YAZICI SÂLİH

(ö. 811/1409’dan sonra)

Yazıcızâde kardeşlerin babası, Şemsiyye adlı eseriyle tanınan âlim ve şair.

XIV. yüzyılın ikinci yarısı ile XV. yüzyıl başlarında yaşadı. Asıl adıyla ilgili farklı görüşler vardır. M. Fuad Köprülü, N. Sami Banarlı, V. Mahir Kocatürk, şairin Şemsiyye’sinde geçen “Sâhibü’t-te’lîf Yazıcı Salhadîn” (Kütahya Vahîd Paşa İl Halk Ktp., nr. 520, vr. 15b) ibaresinden hareketle adının Selâhaddin olduğunu belirtir. Âmil Çelebioğlu ise onun, “Yoksa nice söyleye değme hakîm/Haddi nedir Sâlih’in dünyâda kim” beytine dayanarak (Süleymaniye Ktp., Pertevniyal Vâlide Sultan, nr. 766, vr. 12a) aslı “Sâlihü’d-dîn” olan terkibin vezin zarureti dolayısıyla “Salhadîn” şeklinde kaydedildiğini ve adının Sâlih olması gerektiğini söyler. Esasen oğlu Mehmed’in, eserlerinde künyesini Muhammed b. Sâlih b. Süleyman şeklinde göstermesi de Çelebioğlu’nun görüşünü destekler. Bu künyeden ve Tuhfetü’l-mücâhidîn’deki Sâlih b. Süleyman kaydından (Nuruosmaniye Ktp., nr. 2293, s. 497) babasının gerçek adının da Evliya Çelebi’nin kaydettiği üzere Şücâeddin değil Süleyman olduğu öğrenilmektedir.

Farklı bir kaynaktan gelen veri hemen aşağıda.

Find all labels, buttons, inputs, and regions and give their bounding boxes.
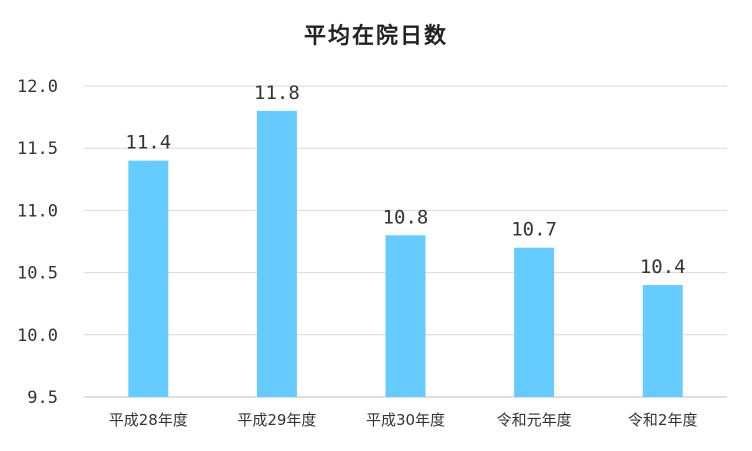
bar [128, 160, 169, 397]
data-label: 10.7 [511, 219, 557, 241]
bar [642, 285, 683, 397]
y-tick-label: 11.5 [17, 139, 58, 159]
data-labels: 11.4 11.8 10.8 10.7 10.4 [125, 82, 685, 278]
bar [385, 235, 426, 397]
bars [128, 110, 683, 397]
bar [514, 247, 555, 397]
x-tick-label: 平成28年度 [109, 411, 188, 429]
data-label: 11.8 [254, 82, 300, 104]
chart-title: 平均在院日数 [303, 24, 448, 49]
x-tick-label: 令和2年度 [628, 411, 698, 429]
y-tick-label: 10.5 [17, 264, 58, 284]
y-tick-label: 12.0 [17, 77, 58, 97]
y-tick-label: 11.0 [17, 201, 58, 221]
data-label: 11.4 [125, 132, 171, 154]
x-tick-label: 平成29年度 [237, 411, 316, 429]
y-tick-label: 9.5 [27, 388, 58, 408]
x-axis-ticks: 平成28年度 平成29年度 平成30年度 令和元年度 令和2年度 [109, 411, 698, 429]
data-label: 10.8 [383, 206, 429, 228]
x-tick-label: 令和元年度 [497, 411, 572, 429]
y-axis-ticks: 9.5 10.0 10.5 11.0 11.5 12.0 [17, 77, 58, 408]
y-tick-label: 10.0 [17, 326, 58, 346]
x-tick-label: 平成30年度 [366, 411, 445, 429]
data-label: 10.4 [640, 256, 686, 278]
bar [256, 110, 297, 397]
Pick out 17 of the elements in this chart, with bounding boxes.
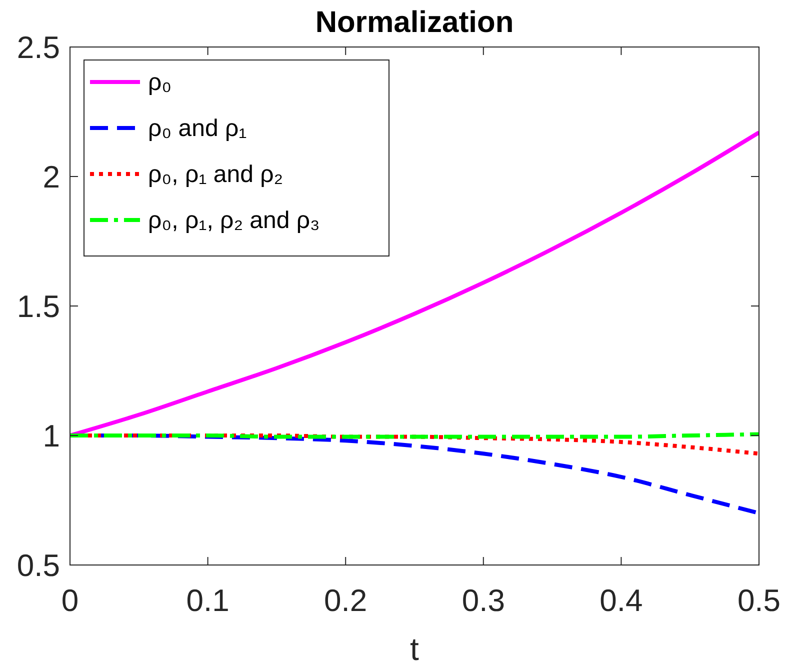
x-axis-title: t [410, 631, 420, 667]
x-tick-label: 0.1 [186, 583, 230, 618]
y-tick-label: 1 [42, 418, 60, 454]
y-tick-label: 0.5 [16, 548, 60, 583]
legend-label: ρ₀ [148, 69, 172, 96]
x-tick-label: 0.4 [600, 583, 643, 618]
x-tick-label: 0 [61, 583, 79, 618]
x-tick-label: 0.2 [324, 583, 368, 618]
y-tick-label: 2.5 [16, 30, 60, 65]
legend-label: ρ₀, ρ₁, ρ₂ and ρ₃ [148, 207, 320, 234]
y-tick-label: 1.5 [16, 289, 60, 324]
x-tick-label: 0.5 [737, 583, 781, 618]
chart-title: Normalization [315, 6, 514, 39]
legend-label: ρ₀ and ρ₁ [148, 115, 247, 142]
legend-label: ρ₀, ρ₁ and ρ₂ [148, 161, 284, 188]
x-tick-label: 0.3 [462, 583, 505, 618]
y-tick-label: 2 [42, 160, 60, 194]
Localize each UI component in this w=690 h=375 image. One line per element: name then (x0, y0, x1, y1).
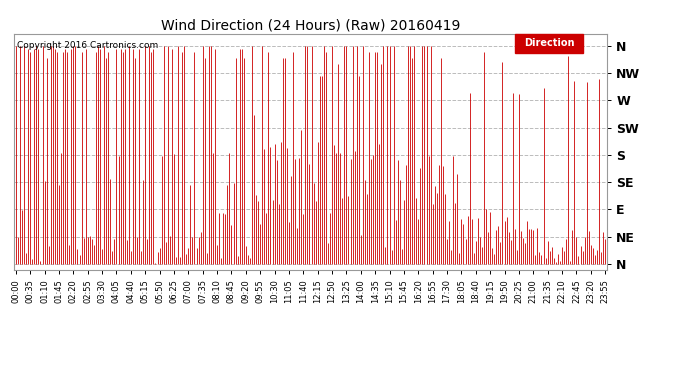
Text: Direction: Direction (524, 38, 575, 48)
Bar (515, 34, 584, 53)
Title: Wind Direction (24 Hours) (Raw) 20160419: Wind Direction (24 Hours) (Raw) 20160419 (161, 19, 460, 33)
Text: Copyright 2016 Cartronics.com: Copyright 2016 Cartronics.com (17, 41, 158, 50)
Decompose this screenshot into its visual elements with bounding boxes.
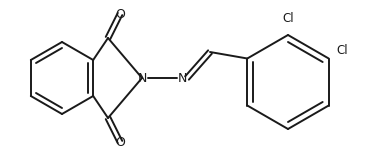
Text: N: N: [177, 71, 187, 84]
Text: N: N: [137, 71, 147, 84]
Text: O: O: [115, 8, 125, 21]
Text: O: O: [115, 135, 125, 149]
Text: Cl: Cl: [282, 13, 294, 25]
Text: Cl: Cl: [337, 44, 348, 57]
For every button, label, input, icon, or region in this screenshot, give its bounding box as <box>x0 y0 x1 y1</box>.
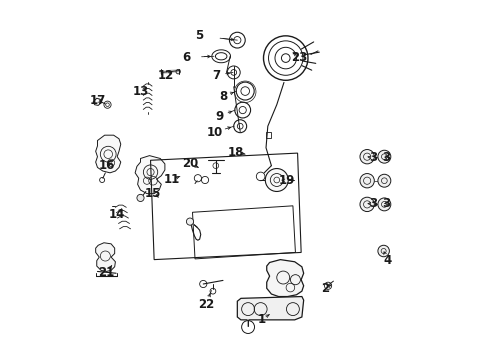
Polygon shape <box>237 297 303 320</box>
Text: 16: 16 <box>98 159 114 172</box>
Text: 13: 13 <box>132 85 148 98</box>
Circle shape <box>377 150 390 163</box>
Text: 4: 4 <box>383 254 391 267</box>
Text: 19: 19 <box>278 174 294 187</box>
Text: 15: 15 <box>144 187 161 200</box>
Text: 23: 23 <box>290 51 306 64</box>
Text: 6: 6 <box>182 51 190 64</box>
Polygon shape <box>266 260 303 297</box>
Text: 9: 9 <box>215 110 223 123</box>
Text: 18: 18 <box>227 145 244 158</box>
Text: 3: 3 <box>381 151 389 164</box>
Text: 3: 3 <box>381 197 389 210</box>
Text: 17: 17 <box>89 94 105 107</box>
Polygon shape <box>135 156 164 194</box>
Text: 22: 22 <box>197 298 213 311</box>
Circle shape <box>377 174 390 187</box>
Text: 3: 3 <box>368 197 376 210</box>
Circle shape <box>377 245 388 257</box>
Circle shape <box>359 149 373 164</box>
Text: 14: 14 <box>108 208 124 221</box>
Text: 7: 7 <box>212 69 220 82</box>
Text: 8: 8 <box>219 90 226 103</box>
Circle shape <box>359 174 373 188</box>
Text: 5: 5 <box>194 29 203 42</box>
Text: 20: 20 <box>182 157 199 170</box>
Circle shape <box>137 194 144 202</box>
Polygon shape <box>96 135 121 173</box>
Text: 11: 11 <box>163 173 179 186</box>
Bar <box>265 132 271 138</box>
Text: 21: 21 <box>98 266 114 279</box>
Text: 12: 12 <box>157 69 173 82</box>
Text: 2: 2 <box>321 282 329 295</box>
Circle shape <box>186 218 193 225</box>
Text: 10: 10 <box>206 126 222 139</box>
Circle shape <box>265 168 287 192</box>
Circle shape <box>359 197 373 212</box>
Polygon shape <box>96 243 115 271</box>
Circle shape <box>377 198 390 211</box>
Text: 1: 1 <box>257 312 265 326</box>
Text: 3: 3 <box>368 151 376 164</box>
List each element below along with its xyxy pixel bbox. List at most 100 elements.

Yazıcı Sâlih’in Şemsiyye’sini Ankara’da yaşayan Devlet Han ailesinden İskender b. Hacı Paşa’ya ithaf etmesi, onun Ankara’da doğduğu ihtimalini kuvvetlendirmektedir. Künhü’l-ahbâr’da da, “Mevlidleri Ankara yahut vilâyet-i Rûm’un kasabâtından olmak ihtimaldir” denmektedir. Yazıcı Sâlih’in oğulları Mehmed ile Ahmed Bîcan, II. Murad devri mutasavvıflarından ve âlimlerindendir. Hammer, Gibb ve Babinger, Yazıcı Sâlih’in hâmisinin Şemsiyye’de adı geçen II. Bayezid’in çağdaşı Aydınlı Hacı Paşa olduğunu söyler. Halbuki Yazıcı Sâlih, Fâtih Sultan Mehmed’in veziri olan Mahmud Paşa’nın oğlu Ali Bey’e intisap ettiğini ve ondan lutuf ve ihsan gördüğünü kaydeder. Yazıcı Sâlih, babasının yaptırdığı külliyeyi idare etmek için Malkara’ya yerleşen Ali Bey ile birlikte oraya gitmiş ve onun ölümüne kadar kendisine hizmet etmiş, ardından Gelibolu’ya yerleşerek burada vefat etmiştir. Âmil Çelebioğlu’na göre (İİFD, sy. 1 [1976], s. 178-179) yeri tam tesbit edilemeyen kabri, Gelibolu’daki Yazıcızâde Mezarlığı’nın kapalı bölümünde oğullarının mezarlarına yakın bir yerdedir. Yazıcı Sâlih’in belli seviyede bilgi ve birikim gerektiren kâtiplik mesleğinden olması, bu sebeple “yazıcı” lakabını alması, Farsça ve Arapça’dan Türkçe’ye tercümeler yapabilecek ölçüde bu dilleri bilmesi onun iyi bir eğitim aldığını göstermektedir. Gelibolulu Âlî Efendi Künhü’l-ahbâr’da onun ilm-i nücûmda “yed-i tûlâ” sahibi olduğunu kaydeder.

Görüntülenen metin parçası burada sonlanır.